Systems integrators have been in a tough spot since the recession; construction projects, along with capital spending, have yet to return to anything close to pre-recession levels. That is why integrators are being pushed hard to develop their existing services and launch new services that will help them build a base of recurring revenues, to better balance revenue from integration projects.

“It’s no surprise to anybody in the integration industry that sequestration and the economy and government funding or lack thereof has had an impact on everybody in the industry. We’ve all suffered because of it, because our customers are suffering because of it — particularly in the local and state arena, because they rely so heavily on federal funds to help augment their builds or their projects, whether it be through grant funding or state funding. Everybody’s impacted by that,” explains Misty Stine, vice president of business development at Omaha, Neb.-based G4S Technology, SDM’s 2013 Systems Integrator of the Year. (Read the full story beginning on page 52.)

However, it can take a great amount of resources to build a services offering at a level that provides sufficient return. G4S Technology is doing it — the company rolled out its National Services Division this year and aims to triple revenues from services within 24 months. The strategy was months in the making and relies heavily on the company’s Monitoring Center with a sharp focus on video monitoring and other video-centric services. It also will leverage engineering and technical resources from the various regions where it operates and from strategic partners to meet the services needs of clients with national and global footprints.

“Like any other good company, you have to rely less on government spend and more on other avenues of revenue generation. One of the areas that we have been focused on is recurring revenue and that has been largely based on the large nationals and multi-nationals; the type of customers that we’re working with now as part of our acquisition by G4S. By and large, their customers are large Fortune 500 customers that have long-term maintenance requirements or services requirements, unlike a project-related type customer.

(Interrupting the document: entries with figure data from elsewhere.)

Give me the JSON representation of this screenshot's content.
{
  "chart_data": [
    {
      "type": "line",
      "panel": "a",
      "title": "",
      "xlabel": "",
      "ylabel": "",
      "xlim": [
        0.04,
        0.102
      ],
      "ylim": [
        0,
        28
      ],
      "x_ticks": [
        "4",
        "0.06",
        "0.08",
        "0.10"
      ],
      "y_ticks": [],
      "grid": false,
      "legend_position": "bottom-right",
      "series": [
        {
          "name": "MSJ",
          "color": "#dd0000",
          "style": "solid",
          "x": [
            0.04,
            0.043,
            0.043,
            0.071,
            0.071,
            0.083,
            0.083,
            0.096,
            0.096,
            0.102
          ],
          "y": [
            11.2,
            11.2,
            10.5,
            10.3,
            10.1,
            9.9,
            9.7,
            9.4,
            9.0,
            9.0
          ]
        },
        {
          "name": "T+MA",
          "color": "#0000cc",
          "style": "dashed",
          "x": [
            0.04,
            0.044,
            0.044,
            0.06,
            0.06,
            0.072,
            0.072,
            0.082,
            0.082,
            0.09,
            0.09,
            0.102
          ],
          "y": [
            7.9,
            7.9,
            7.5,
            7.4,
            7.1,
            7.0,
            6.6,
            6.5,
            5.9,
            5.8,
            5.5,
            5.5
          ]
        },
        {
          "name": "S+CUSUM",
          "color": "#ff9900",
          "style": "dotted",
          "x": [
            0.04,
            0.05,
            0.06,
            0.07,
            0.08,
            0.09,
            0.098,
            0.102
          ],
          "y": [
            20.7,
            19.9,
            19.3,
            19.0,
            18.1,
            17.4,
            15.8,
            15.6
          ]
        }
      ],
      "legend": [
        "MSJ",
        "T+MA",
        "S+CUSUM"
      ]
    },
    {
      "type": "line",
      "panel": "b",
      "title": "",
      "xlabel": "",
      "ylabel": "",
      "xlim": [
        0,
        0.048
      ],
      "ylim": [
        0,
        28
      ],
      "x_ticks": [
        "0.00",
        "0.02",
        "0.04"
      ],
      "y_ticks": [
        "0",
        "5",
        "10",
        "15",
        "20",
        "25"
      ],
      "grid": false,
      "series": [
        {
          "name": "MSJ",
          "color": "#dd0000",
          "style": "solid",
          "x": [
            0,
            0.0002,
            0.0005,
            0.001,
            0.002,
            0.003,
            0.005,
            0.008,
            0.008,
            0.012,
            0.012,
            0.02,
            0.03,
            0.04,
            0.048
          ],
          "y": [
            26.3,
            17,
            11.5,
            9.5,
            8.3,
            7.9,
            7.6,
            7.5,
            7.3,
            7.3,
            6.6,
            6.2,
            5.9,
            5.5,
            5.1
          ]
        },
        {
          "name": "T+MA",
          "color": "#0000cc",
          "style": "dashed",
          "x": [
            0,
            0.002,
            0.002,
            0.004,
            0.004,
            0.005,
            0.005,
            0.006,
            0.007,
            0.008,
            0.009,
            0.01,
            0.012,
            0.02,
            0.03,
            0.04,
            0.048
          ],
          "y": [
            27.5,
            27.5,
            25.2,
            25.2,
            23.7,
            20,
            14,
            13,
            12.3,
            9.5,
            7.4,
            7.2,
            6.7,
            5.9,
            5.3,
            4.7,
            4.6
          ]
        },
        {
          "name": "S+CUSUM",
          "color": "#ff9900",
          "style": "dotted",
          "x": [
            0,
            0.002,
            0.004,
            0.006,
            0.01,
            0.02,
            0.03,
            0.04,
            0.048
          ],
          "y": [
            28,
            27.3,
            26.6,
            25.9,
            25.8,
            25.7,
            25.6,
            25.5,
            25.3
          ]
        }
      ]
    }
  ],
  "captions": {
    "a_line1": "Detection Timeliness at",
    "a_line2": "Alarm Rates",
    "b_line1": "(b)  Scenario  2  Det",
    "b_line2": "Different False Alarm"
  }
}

“In a critical infrastructure market, when you go out and build a system — for example, for a dam or a port — that project is typically a stand-alone project that you design and build and complete. Then it goes under warranty for a couple of years, and then maybe after that you pick up a maintenance agreement. In the commercial environment, typically you enter into a services agreement early on in the process, because they have multiple facilities across multiple geography, with multiple systems that need to be maintained and upgraded over time. We have found ourselves in that marketplace, which isn’t a market that we have found ourselves in in the past, because we were typical critical infrastructure integrators,” Stine described.

So in order to fulfill the objectives and meet the goals of the new National Services Division, G4S Technology — with its Adesta roots — is experiencing a shift in how it services the customer. But if all goes as planned, it will be a successful shift that leads the industry and other systems integrators into the security systems integration future.

Querying the largest security systems integrators in the industry, through SDM’s Top Systems Integrators Report over the past three years, shows that the portion of their total revenues from three different categories of service hasn’t increased a bit.

 Clearly, not all systems integrators are noticing that the trend among customers moving to paying for security as an ongoing operating expense, as opposed to a one-time capital expense, is here to stay. G4S Technology has noticed and is adjusting its business model. That’s why they’re here for the long haul.